In order to avoid this, they mostly sell fake emotions to please the public and the press so that they can maintain a clean and sober image in front of the world. This is like selling the clean image to the public in order to maintain the positive appearance to get leverage in professional assignments. Most of the movie’s stars avoid getting into a direct confrontation with the press representatives or public so that they do not face problems in getting movie assignments from the producers as no one would like to invest in a star who is a troublemaker.

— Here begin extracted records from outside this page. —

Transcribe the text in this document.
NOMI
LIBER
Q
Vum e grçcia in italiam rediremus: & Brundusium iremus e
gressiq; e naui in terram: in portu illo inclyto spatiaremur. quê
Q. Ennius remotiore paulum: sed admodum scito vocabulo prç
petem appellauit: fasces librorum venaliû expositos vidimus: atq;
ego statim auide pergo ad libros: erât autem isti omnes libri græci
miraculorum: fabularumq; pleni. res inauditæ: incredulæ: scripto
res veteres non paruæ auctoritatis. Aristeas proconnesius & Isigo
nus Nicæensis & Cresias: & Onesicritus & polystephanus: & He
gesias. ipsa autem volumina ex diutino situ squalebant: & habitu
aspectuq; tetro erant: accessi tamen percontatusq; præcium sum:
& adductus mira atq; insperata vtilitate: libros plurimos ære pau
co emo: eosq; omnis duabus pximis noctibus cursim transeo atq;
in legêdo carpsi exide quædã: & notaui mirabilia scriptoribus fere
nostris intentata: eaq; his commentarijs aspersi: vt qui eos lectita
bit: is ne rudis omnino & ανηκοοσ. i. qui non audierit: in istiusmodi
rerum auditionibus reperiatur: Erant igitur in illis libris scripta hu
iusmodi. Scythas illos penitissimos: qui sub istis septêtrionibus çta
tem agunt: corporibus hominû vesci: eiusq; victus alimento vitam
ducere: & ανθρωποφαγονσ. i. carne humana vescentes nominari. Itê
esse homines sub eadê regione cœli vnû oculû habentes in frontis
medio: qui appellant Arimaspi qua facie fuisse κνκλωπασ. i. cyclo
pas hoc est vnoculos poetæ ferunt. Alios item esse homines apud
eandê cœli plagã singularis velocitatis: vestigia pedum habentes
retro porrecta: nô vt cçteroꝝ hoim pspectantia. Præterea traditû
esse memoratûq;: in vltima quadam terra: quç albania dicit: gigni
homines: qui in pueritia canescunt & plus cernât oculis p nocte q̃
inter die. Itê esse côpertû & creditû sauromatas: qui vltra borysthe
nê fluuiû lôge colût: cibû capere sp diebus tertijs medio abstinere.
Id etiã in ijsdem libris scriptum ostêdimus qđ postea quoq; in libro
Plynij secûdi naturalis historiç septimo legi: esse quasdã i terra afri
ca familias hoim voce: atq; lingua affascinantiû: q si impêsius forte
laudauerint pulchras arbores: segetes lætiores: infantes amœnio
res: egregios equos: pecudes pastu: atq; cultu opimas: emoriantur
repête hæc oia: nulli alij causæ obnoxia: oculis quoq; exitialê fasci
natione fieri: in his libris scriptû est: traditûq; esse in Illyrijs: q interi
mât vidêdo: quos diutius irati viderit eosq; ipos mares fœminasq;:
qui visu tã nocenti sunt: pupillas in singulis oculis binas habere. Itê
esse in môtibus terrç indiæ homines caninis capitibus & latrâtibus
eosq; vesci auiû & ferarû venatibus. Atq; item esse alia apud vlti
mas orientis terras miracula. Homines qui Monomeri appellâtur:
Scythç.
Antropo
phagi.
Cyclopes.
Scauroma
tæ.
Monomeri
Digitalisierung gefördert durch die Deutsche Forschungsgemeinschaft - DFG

Entertainment industry majorly depends on the public’s acceptance and appreciation of a particular person or creation. Hence it is imperative for the professionals in the industry to make sure that they maintain a positive image so that their projects and programs are accepted and the effect of the positive image is rubbed on the project’s acceptance also.
The commodification of feelings is a concept that runs across industries and professions but is very clearly seen in the service industry where it is the behavioral aspects of the service provider that matter much more than the service attributes or the products. The feelings or emotions become a product to be sold in return for the positive reviews, repeat business and increased revenue to a certain extent.
This is true in case of the hospitality business, airline business, entertainment industry, banking industry, health industry and other professions that require a lot of interactions much more than the direct product selling. We as individuals tend to forget that even if a person belongs to a certain industry, it is not necessary that he or she will be of a particular personality type that is required by the work environment there.
Most of the times, consumer buying decision is affected by the behavior of a person and this impacts the business potential of the company. Therefore, employers tend to make sure that they follow an acceptable code of conduct that is associated with that industry. This leads to the erosion of real emotions of the employee and emotional labor by the people which also results in long-term stress, induced by imposing fake emotions on the mind on a continual basis.
This shows how society has evolved to use emotions as a commodity to lure maximum business and professional benefits and thus underline that the purpose of any business is to treat customers as King even if it means selling the emotional package every time he spots a business opportunity.
Adelman, P. K. (1995). Emotional labor, as a potential source of job stress. In S. L. Sauter & L. R. Murphy (Eds.), Organizational risk factors for job stress (pp. 371 – 381). Washington, DC: American Psychological Association.
Ashforth, B. E. & Humphrey, R. H. (1993). Emotional labor in service roles: The influence of identity. Academy of Management Review, 18(1), 88-115.
Diefendorff, J. M., & Richard, E. M. (2003). Antecedents and consequences of emotional display rule perceptions. Journal of Applied Psychology, 88, 284-294.
Hochschild, A. R. (1983). The managed heart: Commercialization of human feeling. Berkeley, CA: University of California Press.